If it’s just an attitude thing, I would ignore it and be nice. If the person is giving you unsolicited feedback, verbal or physical, take it up with the choreographer or director. Hopefully what they will do is make an announcement that it is the choreographer’s job to make corrections, and that no one else should. However, be prepared that the choreographer will call this person out, so keep in mind your specific examples of troubling behavior. If you can give specific examples, then the troubling person will know exactly what you mean and better be able to change their behavior.
Even if your unhappiness is addressed, the behavior might not change. Habits are hard to break. If you can ignore the person without getting boiled inside, that’s fine. Or, you can gently remind them that correcting is the job of the choreographer, and if they have a problem with something, that’s who they should be going to.
So what if you’re the one who has been pointed to as having this behavior.
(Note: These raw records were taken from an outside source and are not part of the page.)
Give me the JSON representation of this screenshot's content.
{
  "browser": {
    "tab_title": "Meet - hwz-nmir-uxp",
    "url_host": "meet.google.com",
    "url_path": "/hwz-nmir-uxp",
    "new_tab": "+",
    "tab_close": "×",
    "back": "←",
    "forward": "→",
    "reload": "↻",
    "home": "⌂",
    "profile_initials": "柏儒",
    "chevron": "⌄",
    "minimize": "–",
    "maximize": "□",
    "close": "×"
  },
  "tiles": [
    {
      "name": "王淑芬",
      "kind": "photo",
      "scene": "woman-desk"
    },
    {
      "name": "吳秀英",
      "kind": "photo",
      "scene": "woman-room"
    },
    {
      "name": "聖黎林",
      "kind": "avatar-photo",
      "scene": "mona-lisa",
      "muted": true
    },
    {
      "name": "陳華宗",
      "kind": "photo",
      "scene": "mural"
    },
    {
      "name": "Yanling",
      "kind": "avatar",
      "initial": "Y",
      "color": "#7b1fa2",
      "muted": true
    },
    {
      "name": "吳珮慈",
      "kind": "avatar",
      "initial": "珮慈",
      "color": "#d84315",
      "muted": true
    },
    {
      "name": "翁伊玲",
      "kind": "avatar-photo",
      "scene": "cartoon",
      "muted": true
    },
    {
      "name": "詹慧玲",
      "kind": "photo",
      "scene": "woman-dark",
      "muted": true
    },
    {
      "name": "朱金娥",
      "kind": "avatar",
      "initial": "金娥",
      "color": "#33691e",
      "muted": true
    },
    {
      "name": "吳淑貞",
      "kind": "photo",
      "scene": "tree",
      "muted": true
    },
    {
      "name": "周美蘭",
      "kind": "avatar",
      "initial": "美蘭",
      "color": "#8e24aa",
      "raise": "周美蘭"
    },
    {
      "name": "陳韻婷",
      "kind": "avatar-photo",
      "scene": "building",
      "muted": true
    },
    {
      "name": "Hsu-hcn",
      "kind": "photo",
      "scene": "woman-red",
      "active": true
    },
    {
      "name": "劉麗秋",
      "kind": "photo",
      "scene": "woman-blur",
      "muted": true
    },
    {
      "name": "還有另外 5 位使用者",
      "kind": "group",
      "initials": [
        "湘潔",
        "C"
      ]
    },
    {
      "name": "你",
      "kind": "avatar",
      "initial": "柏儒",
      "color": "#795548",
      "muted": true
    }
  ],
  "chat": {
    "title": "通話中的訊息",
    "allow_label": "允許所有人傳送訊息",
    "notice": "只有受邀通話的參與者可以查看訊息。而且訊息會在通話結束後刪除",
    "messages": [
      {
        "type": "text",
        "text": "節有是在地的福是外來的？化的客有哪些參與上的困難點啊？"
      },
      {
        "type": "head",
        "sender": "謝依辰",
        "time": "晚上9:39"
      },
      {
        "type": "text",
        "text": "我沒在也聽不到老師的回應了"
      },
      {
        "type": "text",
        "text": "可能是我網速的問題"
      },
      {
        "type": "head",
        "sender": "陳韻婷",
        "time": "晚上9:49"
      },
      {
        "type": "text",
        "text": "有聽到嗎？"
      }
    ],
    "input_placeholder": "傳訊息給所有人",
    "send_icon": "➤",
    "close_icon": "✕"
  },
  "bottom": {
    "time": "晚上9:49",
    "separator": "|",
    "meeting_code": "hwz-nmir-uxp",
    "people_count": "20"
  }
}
Or you’re just noticing that this is something that you do.
A good way to change is that if you see something that you perceive other dancers to be doing wrong, ask the choreographer for clarification of the step. That way, everyone will be on the same page. Who knows, you could be the one who is wrong!
Working with people, in any setting, can be difficult. But realize that the way you approach it makes all the difference. Being anything but friendly and cooperative can isolate you from your fellow performers, which makes putting together a cohesive show not as fun and successful. Relax and realize that in the end, everyone wants the same thing. A great show!